Kobiety po menopauzie są bardziej narażone nie tylko na choroby serca.

Czy to prawda, że po menopauzie wzrasta ryzyko zachorowania na serce?

Kobiety po menopauzie są bardziej narażone nie tylko na choroby serca.

Prócz nadciśnienia tętniczego i zawału serca są bardziej zagrożone chorobą Alzheimera, miażdżycą, osteoporozą (czyli rzeszotowieniem kości) i dyslipidemią (czyli zaburzeniami w gospodarce tłuszczowej). Częściej grozi im również zaćma i infekcje dróg moczowych i pochwy.

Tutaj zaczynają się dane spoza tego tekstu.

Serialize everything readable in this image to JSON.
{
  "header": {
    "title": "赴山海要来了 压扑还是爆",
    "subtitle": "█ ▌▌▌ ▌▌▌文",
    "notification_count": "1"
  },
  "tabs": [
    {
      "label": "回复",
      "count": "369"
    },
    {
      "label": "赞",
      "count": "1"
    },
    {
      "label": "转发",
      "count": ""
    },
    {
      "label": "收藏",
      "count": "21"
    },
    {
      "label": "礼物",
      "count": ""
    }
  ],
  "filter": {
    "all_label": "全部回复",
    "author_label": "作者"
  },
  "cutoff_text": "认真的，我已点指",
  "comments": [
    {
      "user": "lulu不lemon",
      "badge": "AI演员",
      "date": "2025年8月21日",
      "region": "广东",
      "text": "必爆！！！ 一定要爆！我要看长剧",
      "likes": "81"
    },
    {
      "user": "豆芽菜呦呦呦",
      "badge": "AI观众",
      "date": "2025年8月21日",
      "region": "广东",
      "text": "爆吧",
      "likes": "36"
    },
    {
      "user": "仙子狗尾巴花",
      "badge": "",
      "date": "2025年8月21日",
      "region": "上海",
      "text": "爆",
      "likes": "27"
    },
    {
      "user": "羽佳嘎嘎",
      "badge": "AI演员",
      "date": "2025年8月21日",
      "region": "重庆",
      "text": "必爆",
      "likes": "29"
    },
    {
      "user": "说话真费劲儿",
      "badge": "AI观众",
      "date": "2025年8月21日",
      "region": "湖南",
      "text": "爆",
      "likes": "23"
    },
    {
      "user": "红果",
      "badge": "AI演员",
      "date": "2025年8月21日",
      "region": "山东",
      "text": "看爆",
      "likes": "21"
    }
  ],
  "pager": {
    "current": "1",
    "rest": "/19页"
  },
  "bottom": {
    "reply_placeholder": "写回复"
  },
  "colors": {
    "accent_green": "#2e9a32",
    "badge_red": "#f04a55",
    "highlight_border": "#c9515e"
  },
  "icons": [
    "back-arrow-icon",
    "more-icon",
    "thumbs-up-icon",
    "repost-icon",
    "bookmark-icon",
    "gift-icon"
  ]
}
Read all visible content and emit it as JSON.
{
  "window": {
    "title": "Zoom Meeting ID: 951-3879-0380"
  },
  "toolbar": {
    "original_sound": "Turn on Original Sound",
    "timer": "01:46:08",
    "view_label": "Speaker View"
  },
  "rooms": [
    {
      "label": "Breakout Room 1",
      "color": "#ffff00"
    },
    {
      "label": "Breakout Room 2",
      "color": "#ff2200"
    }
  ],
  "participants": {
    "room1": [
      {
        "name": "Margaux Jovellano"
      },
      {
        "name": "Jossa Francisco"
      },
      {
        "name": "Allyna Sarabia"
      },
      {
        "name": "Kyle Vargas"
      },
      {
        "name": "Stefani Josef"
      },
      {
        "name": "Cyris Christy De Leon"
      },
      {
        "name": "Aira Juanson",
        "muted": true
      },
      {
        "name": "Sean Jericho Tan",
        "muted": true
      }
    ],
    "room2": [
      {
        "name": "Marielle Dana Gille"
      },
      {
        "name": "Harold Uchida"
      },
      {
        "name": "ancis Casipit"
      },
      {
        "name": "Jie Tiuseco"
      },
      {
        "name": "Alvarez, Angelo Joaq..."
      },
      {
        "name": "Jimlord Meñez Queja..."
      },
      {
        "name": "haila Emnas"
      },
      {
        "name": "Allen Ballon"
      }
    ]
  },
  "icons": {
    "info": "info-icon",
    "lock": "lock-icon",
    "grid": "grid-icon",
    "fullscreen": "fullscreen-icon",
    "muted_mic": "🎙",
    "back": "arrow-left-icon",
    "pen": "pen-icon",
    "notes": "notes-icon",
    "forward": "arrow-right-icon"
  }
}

Przed menopauzą i okresem okołomenopauzalnym naturalną ochroną przed tymi chorobami są dla kobiety estrogeny. Gdy ich poziom w organizmie spada, rośnie ryzyko zapadnięcia na te choroby.

Estrogeny rozszerzają naczynia krwionośne i obniżają ciśnienie tętnicze. Przy niedoborze tego hormonu rośnie ryzyko nadciśnienia tętniczego i zawału. Inną właściwością estrogenów jest ochrona przed kościogubieniem, czyli spadkiem masy kostnej. Gdy w organizmie kobiety estrogenów jest za mało, może pojawić się osteoporoza. Estrogeny chronią też przed chorobą Alzheimera, gdyż przeciwdziałają odkładaniu się amyloidów, czyli węglowodanów o nieprawidłowej budowie, w centralnym układzie nerwowym (np. w mózgu). Chronią też przed miażdżycą, bo pomagają utrzymać wysoki poziom "dobrego" i niski poziom "złego" cholesterolu. Tym samym przeciwdziałają również zawałowi serca.

Dane tu przedstawione mają jedynie wartość informacyjną i nie mogą zastąpić indywidualnej porady lekarskiej.